Doch auch auf schriftlichem Weg ist es schwierig: Das Migrationsamt Schaffhausen lehnt das Kantonswechsel-Gesuch ab – ohne Begründung. «Wir wussten also gar nicht, wogegen wir argumentieren sollen.»
Also wendet sich Windler per Mail an das SEM, um ihr Unverständnis zu erklären. Die Antwort: Die Ukrainer sollen von Zürich nach Schaffhausen pendeln. Zudem sei man nicht verantwortlich. Sie solle ihr Problem dem Kanton Schaffhausen schildern.
Das versucht die frühere Gastgeberin der Flüchtlinge aus dem Ukraine-Krieg. Doch nach eineinhalb Stunden in der Telefon-Warteschleife des Migrationsamts fliegt sie aus der Leitung.
Beim Passbüro sagt man ihr, dass das Amt an diesem Tag wegen einer Sitzung nicht besetzt sei. Die Antwort auf ihre schriftliche Anfrage: Man äussere sich nicht zu einem laufenden Verfahren.
(Fast) Alle Punkte für Kantonswechsel sind erfüllt!

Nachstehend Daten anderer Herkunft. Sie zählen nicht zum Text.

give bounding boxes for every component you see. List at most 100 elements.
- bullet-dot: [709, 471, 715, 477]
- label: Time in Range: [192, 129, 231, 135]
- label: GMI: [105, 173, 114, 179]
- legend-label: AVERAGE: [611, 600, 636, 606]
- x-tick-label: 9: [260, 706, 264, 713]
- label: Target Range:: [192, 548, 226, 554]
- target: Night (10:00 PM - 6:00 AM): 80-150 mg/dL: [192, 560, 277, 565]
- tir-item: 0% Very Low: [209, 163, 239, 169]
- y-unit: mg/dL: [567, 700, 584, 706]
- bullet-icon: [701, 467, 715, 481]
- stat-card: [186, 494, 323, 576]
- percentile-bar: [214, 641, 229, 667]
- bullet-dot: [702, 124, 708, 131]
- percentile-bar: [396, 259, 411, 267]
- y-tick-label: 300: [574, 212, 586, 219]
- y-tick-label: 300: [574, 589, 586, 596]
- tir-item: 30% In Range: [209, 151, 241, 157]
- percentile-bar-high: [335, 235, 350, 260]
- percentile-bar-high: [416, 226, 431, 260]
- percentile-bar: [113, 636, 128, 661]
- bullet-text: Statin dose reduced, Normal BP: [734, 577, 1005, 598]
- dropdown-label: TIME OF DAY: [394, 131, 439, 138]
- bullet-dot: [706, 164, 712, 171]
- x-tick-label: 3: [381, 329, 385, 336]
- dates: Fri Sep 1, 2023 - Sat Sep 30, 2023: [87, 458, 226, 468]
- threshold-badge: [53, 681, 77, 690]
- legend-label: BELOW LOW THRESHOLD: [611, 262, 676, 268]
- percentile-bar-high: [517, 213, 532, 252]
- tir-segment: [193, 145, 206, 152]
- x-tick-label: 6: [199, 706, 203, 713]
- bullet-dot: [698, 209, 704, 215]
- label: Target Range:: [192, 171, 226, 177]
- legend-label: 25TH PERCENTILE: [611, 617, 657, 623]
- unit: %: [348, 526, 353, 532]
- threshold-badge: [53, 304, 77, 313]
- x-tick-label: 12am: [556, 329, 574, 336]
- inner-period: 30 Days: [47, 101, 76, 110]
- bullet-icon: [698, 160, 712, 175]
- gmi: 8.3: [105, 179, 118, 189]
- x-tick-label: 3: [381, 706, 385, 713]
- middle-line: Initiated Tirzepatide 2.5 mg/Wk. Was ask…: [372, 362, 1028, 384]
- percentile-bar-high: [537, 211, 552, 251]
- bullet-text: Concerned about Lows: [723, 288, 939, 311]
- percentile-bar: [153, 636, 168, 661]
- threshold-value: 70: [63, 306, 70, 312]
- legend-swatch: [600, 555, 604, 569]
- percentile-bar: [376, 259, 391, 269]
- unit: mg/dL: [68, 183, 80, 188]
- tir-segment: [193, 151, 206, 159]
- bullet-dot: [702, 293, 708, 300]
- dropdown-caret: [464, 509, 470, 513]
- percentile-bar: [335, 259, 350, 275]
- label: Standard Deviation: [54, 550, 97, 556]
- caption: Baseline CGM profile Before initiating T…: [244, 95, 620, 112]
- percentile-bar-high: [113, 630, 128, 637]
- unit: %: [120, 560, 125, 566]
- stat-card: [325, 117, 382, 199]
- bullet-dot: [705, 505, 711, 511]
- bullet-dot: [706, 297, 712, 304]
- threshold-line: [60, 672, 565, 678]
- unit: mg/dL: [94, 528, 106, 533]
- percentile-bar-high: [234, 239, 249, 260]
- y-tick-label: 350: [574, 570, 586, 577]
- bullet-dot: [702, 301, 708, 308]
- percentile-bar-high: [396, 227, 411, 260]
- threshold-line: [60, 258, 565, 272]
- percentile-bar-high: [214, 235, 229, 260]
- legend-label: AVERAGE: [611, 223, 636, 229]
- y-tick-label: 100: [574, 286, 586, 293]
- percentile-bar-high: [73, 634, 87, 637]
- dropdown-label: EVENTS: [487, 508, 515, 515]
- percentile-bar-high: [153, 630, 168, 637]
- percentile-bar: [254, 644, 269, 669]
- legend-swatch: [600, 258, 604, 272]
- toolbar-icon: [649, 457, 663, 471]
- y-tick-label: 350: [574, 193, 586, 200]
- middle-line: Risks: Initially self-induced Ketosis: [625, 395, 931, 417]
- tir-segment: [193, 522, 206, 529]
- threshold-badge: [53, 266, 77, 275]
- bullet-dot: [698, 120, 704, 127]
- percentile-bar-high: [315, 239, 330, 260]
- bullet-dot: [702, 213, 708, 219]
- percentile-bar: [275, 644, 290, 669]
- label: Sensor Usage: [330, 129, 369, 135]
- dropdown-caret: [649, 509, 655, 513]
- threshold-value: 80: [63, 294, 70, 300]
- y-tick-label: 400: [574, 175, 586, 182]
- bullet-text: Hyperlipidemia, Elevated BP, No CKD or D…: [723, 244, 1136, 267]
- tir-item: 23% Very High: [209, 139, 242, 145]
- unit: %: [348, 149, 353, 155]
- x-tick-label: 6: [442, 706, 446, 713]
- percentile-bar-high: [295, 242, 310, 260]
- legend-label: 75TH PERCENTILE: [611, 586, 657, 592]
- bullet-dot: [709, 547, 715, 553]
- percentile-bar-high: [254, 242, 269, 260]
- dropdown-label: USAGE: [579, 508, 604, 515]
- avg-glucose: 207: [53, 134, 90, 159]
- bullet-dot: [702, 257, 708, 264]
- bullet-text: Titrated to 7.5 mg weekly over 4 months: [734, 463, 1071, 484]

Auf die Frage von Nau.ch erklärt das SEM, ein Kantonswechsel-Gesuch könne bewilligt werden, wenn es begründet sei und beide Kantone einverstanden sind.
Als Begründung gelte etwa: Vereinigung der Kernfamilie, Umzug in eine passende Privatunterkunft oder eine ausserkantonale Erwerbstätigkeit.
Beim Umzug aufgrund eines Jobs im anderen Kanton werden noch weitere Kriterien beachtet: Die Betroffenen dürfen keine Sozialhilfe beziehen und ihren Job seit einem Jahr haben. Ist das letzte Kriterium nicht erfüllt, muss ein Verbleib im Wohnkanton «nicht zumutbar» sein.
Auf diese Regeln verweist auch der Kanton Schaffhausen. Werden nicht alle Voraussetzungen erfüllt, und komme es auf die Zustimmung der Kantone an, werde der Einzelfall angeschaut. Zum konkreten Fall darf das Migrationsamt keine Auskunft geben.
«Verstehe die Welt nicht mehr»
Der definitive Entscheid, ob Andriy und Yulia wieder ausziehen müssen, wird in den nächsten zwei Wochen gefällt.
«Falls das tatsächlich passiert, verstehe ich die Welt nicht mehr», sagt Windler. «Die Wohnung in Schaffhausen haben die beiden nur mit unserer Mithilfe und viel Aufwand bekommen.»
Im Kanton Zürich hatten die Flüchtlinge aus dem Ukraine-Krieg in kurzer Zeit keine Chance auf eine zahlbare Wohnung. «Erwartet man jetzt einfach, dass sie wieder zu ihrer Gastfamilie ziehen können?»